Food for thought here!

Yes, this makes perfect sense - in fact more sense than my original solution, as httr::http_error() will throw an error (and not the desired message) in case of a non working internet (I have just checked).

You mind if I steal your approach? I promise to modify it slightly though, to check for failed internet (working is ok...)

Thanks a lot!

if (!curl::has_internet()) {
   message("No internet connection")
   return(NULL)
}

Yeah definitely, take the whole thing.

OK, copied & pasted :slight_smile:

For testting, you have a testthat helper to skip the test if offline. See testthat::skip_if_offline(host = "r-project.org")

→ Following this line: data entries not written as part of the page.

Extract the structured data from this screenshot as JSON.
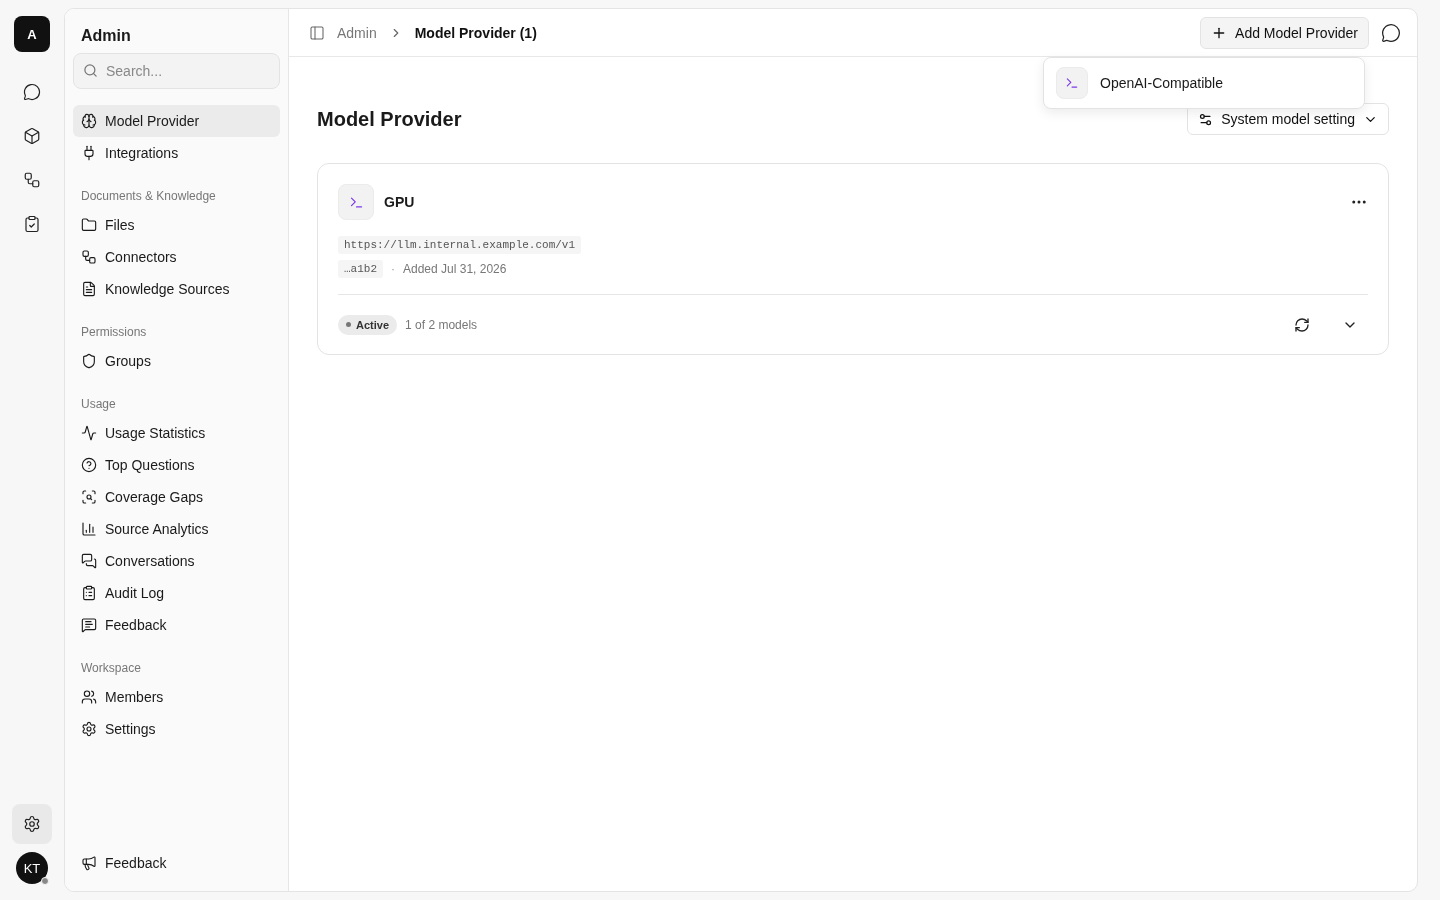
{
  "rail": {
    "logo": "A",
    "settings_selected": true,
    "avatar": "KT"
  },
  "sidebar": {
    "title": "Admin",
    "search": {
      "placeholder": "Search..."
    },
    "groups": [
      {
        "items": [
          {
            "label": "Model Provider",
            "selected": true
          },
          {
            "label": "Integrations",
            "selected": false
          }
        ]
      },
      {
        "heading": "Documents & Knowledge",
        "items": [
          {
            "label": "Files",
            "selected": false
          },
          {
            "label": "Connectors",
            "selected": false
          },
          {
            "label": "Knowledge Sources",
            "selected": false
          }
        ]
      },
      {
        "heading": "Permissions",
        "items": [
          {
            "label": "Groups",
            "selected": false
          }
        ]
      },
      {
        "heading": "Usage",
        "items": [
          {
            "label": "Usage Statistics",
            "selected": false
          },
          {
            "label": "Top Questions",
            "selected": false
          },
          {
            "label": "Coverage Gaps",
            "selected": false
          },
          {
            "label": "Source Analytics",
            "selected": false
          },
          {
            "label": "Conversations",
            "selected": false
          },
          {
            "label": "Audit Log",
            "selected": false
          },
          {
            "label": "Feedback",
            "selected": false
          }
        ]
      },
      {
        "heading": "Workspace",
        "items": [
          {
            "label": "Members",
            "selected": false
          },
          {
            "label": "Settings",
            "selected": false
          }
        ]
      }
    ],
    "footer": "Feedback"
  },
  "header": {
    "breadcrumb": [
      "Admin",
      "Model Provider (1)"
    ],
    "add_button": "Add Model Provider",
    "menu": [
      "OpenAI-Compatible"
    ]
  },
  "page": {
    "title": "Model Provider",
    "settings_button": "System model setting",
    "providers": [
      {
        "name": "GPU",
        "url": "https://llm.internal.example.com/v1",
        "key": "…a1b2",
        "separator": "·",
        "added": "Added Jul 31, 2026",
        "status": "Active",
        "models": "1 of 2 models"
      }
    ]
  }
}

I use it to check connectivity for a host before running the test code.

3 Likes

Well, I gave it some thought, and this is the best I come up with to conform with CRAN policy.

library(httr)
library(curl)

gracefully_fail <- function(remote_file) {
  try_GET <- function(x, ...) {
    tryCatch(
      GET(url = x, timeout(1), ...),
      error = function(e) conditionMessage(e),
      warning = function(w) conditionMessage(w)
    )
  }
  is_response <- function(x) {
    class(x) == "response"
  }
  
  # First check internet connection
  if (!curl::has_internet()) {
    message("No internet connection.")
    return(invisible(NULL))
  }
  # Then try for timeout problems
  resp <- try_GET(remote_file)
  if (!is_response(resp)) {
    message(resp)
    return(invisible(NULL))
  }
  # Then stop if status > 400
  if (httr::http_error(resp)) { 
    message_for_status(resp)
    return(invisible(NULL))
  }
  
  # If you are using rvest as I do you can easily read_html in the response
  xml2::read_html(resp)
}

gracefully_fail("http://httpbin.org/status/404") # http >400
#> Not Found (HTTP 404).
gracefully_fail("http://httpbin.org/delay/2") # Timeout
#> Timeout was reached: [httpbin.org] Operation timed out after 1000 milliseconds with 0 bytes received
gracefully_fail("http://httpbin.org") #OK
#> {html_document}
#> <html lang="en">
#> [1] <head>\n<meta http-equiv="Content-Type" content="text/html; charset=UTF-8 ...
#> [2] <body>\n    <a href="https://github.com/requests/httpbin" class="github-c ...

Of course, in a package I would change timeout(1) with timeout(10).

7 Likes

This is fantastic. I need to revamp the way some of my packages work and this is just what I needed.

This topic was automatically closed 7 days after the last reply. New replies are no longer allowed.